The arguments for protectionism get louder the deeper the economy sinks. At Lindsey Oil Refinery, employees have been protesting the decision to ship in 400 Italian and Portuguese workers at a time when UK unemployment is beginning to accelerate. In the US, President Obama’s stimulus package carries a crucial section of small print: all projects financed by the $800bn bailout have to source US iron and steel, rather than imported materials. And in Spain, where over one million men under 30 are now unemployed, Industry Minister Miguel Sebastian has launched a "Made in Spain" initiative, aimed at persuading citizens to spend their hard-earned euros on Spanish produce.
On a very basic level, you can see where the protectionists are coming from. Even Jamie Oliver is at it. As governments all over the world acquiesce to huge bailouts, aren’t the people entitled to choose where all this public money is going? According to the BBC, Ohio Democrat Tim Ryan has calculated that using wholly domestic input (iron and steel from US sources) for future infrastructure projects will create an extra 77,000 jobs across the country. His position isn’t exactly isolated. When help is needed, it’s human nature to treat the neighbours first. Charity doesn’t travel well when there are problems closer to home.

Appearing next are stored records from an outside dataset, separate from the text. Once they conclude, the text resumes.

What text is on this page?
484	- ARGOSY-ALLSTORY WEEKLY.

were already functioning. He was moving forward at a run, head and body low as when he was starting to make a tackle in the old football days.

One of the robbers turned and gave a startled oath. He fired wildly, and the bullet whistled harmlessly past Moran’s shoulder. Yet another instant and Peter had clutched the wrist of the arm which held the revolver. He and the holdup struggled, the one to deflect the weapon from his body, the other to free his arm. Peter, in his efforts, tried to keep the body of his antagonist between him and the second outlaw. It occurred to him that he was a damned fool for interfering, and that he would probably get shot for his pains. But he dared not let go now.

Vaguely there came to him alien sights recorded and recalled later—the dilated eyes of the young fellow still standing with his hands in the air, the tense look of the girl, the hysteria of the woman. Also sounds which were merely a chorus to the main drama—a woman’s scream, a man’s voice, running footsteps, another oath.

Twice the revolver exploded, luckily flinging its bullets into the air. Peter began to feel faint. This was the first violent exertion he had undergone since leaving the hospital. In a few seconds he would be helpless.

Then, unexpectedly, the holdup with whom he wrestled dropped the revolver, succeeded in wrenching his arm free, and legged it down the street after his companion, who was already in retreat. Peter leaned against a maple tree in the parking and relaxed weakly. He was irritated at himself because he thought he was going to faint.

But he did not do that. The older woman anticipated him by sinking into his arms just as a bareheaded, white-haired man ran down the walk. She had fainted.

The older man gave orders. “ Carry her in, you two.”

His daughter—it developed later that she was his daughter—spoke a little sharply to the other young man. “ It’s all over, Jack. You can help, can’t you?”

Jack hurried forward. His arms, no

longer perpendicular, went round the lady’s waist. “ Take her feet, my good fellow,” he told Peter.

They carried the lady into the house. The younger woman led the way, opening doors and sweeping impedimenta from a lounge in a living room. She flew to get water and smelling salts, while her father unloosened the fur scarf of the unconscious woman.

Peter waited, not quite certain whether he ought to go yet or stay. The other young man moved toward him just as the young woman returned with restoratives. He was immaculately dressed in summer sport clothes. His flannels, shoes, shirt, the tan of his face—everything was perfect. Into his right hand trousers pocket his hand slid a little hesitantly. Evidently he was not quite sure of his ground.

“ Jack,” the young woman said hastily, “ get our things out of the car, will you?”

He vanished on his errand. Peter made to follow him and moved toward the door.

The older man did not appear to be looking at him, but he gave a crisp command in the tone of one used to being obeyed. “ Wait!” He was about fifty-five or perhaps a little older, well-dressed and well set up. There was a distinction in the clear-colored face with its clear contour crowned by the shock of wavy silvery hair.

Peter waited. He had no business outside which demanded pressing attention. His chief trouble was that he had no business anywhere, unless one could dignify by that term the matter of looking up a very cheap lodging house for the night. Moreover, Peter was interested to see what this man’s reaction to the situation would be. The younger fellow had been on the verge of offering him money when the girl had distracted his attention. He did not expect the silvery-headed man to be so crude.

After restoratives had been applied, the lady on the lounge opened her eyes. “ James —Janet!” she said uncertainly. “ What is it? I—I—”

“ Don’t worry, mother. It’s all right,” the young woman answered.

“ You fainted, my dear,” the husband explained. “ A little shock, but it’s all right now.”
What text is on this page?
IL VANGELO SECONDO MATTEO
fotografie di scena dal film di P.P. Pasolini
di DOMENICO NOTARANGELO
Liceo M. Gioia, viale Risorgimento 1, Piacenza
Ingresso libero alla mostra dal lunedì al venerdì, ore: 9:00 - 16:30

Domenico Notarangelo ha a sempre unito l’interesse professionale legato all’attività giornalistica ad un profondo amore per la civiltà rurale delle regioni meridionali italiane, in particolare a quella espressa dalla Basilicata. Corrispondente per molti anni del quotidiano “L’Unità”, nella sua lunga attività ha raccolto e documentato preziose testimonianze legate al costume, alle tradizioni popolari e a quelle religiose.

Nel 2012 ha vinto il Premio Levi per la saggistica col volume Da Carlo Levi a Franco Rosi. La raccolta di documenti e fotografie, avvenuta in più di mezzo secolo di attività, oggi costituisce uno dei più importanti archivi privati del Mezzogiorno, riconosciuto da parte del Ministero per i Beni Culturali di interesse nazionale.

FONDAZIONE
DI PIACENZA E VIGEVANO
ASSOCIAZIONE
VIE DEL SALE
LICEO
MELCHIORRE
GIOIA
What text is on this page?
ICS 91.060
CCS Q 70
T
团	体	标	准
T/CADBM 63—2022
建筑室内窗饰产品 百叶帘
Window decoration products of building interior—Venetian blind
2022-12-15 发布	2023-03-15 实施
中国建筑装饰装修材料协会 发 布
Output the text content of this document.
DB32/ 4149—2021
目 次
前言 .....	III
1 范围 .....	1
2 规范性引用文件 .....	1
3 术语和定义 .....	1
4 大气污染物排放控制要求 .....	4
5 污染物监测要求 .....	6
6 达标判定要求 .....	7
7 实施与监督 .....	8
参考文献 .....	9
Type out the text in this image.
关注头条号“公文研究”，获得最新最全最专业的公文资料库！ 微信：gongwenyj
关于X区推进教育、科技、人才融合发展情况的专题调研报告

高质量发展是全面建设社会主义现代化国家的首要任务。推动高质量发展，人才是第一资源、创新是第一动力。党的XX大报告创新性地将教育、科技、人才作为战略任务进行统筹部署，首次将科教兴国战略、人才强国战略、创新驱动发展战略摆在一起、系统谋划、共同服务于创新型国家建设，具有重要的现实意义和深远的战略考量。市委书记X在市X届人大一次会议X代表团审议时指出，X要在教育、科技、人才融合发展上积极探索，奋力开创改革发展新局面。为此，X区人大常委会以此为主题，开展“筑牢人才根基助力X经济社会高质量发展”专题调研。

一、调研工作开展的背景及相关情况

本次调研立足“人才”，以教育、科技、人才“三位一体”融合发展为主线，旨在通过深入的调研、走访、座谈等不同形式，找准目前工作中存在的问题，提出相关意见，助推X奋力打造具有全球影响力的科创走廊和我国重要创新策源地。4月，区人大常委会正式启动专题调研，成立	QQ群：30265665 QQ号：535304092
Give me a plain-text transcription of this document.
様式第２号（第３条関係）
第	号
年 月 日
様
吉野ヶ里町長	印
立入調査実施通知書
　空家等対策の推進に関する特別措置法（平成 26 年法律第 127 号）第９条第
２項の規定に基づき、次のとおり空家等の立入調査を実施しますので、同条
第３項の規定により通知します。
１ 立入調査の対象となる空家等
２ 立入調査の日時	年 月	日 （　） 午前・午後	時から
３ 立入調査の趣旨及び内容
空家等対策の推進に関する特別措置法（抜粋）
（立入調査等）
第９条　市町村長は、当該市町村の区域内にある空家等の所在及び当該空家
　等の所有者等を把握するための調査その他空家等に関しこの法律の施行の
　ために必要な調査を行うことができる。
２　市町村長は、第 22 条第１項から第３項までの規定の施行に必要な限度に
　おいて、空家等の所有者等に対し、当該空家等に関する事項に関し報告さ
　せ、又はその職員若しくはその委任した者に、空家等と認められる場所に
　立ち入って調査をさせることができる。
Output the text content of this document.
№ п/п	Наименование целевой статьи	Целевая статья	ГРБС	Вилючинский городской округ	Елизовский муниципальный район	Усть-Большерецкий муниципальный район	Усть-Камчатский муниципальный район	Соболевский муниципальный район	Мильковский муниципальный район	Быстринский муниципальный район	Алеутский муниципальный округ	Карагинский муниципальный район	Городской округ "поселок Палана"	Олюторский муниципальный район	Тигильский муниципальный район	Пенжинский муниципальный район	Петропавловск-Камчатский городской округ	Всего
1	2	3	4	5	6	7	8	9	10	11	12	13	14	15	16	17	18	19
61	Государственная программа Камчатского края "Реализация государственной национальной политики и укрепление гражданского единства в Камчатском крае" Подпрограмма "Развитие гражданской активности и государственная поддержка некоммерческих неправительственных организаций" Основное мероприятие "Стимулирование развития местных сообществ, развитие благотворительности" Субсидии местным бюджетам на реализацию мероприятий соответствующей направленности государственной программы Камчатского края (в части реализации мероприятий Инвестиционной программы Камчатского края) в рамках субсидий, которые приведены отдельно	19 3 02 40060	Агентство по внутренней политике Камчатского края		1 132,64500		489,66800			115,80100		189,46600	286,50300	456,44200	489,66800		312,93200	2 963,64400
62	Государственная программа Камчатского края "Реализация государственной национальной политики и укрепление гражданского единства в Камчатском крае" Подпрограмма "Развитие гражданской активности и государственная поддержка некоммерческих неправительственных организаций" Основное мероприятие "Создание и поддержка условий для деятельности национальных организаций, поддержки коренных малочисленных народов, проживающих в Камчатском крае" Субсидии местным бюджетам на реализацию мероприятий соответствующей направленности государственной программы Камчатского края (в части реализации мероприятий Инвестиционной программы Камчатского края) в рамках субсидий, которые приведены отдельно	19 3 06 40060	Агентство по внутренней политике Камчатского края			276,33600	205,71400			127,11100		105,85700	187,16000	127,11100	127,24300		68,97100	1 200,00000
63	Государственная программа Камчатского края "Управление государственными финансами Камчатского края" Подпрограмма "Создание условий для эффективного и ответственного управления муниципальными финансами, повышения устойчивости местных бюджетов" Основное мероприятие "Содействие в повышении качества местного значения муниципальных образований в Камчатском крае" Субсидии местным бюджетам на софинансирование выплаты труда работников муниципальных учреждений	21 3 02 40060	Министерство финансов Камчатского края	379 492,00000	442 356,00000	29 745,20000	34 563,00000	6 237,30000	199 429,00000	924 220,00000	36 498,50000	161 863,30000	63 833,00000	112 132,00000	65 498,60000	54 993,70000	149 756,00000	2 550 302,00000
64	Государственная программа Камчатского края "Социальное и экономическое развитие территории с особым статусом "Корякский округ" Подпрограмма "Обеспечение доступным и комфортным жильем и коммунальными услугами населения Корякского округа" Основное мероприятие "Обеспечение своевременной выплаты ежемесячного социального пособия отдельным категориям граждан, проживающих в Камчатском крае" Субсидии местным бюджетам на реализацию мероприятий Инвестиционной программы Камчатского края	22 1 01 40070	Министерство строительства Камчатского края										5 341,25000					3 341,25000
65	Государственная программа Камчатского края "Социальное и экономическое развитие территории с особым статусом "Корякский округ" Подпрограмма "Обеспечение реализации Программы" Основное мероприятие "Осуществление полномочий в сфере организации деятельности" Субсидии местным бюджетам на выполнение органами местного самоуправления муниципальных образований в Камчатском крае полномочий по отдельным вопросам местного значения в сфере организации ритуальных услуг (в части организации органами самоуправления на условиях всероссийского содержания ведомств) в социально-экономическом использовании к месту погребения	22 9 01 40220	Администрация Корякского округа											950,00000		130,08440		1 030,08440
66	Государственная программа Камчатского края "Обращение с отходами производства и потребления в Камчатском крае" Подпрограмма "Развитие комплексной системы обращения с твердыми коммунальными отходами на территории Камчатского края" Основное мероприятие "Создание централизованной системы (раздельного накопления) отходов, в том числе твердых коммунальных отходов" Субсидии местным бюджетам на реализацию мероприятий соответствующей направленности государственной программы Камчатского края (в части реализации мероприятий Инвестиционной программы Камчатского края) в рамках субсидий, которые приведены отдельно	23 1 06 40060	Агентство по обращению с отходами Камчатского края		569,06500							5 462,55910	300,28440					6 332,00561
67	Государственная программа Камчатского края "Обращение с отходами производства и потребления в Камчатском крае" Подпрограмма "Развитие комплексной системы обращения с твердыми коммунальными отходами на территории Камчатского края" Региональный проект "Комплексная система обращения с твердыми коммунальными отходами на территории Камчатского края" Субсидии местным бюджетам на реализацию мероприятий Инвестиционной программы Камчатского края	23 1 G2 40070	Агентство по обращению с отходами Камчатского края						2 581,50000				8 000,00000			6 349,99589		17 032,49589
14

But that’s where the logic ends. In a global economy, companies must look after their exports as well as domestic demand. That’s why US firms General Electric, Boeing, and Caterpillar (each of whom are about as “American” as apple pie) have all spoken out against Obama’s bailout. According to the BBC, more than half of Caterpillar's sales are exports. “We’ve got to keep our markets open if we expect other countries to keep their markets open,” says Caterpillar CEO James Owens.
He’s absolutely right. The last thing the world needs right now is a tit-for-tat trade war. While it’s been inaccurately reported that the wave of protectionism that followed the Wall Street crash of 1929 was the chief cause of the Great Depression, it certainly lengthened the pain. Obama must choose between his election pledge of standing up for US workers and developing a foreign trade policy that stimulates growth on both sides of the Atlantic.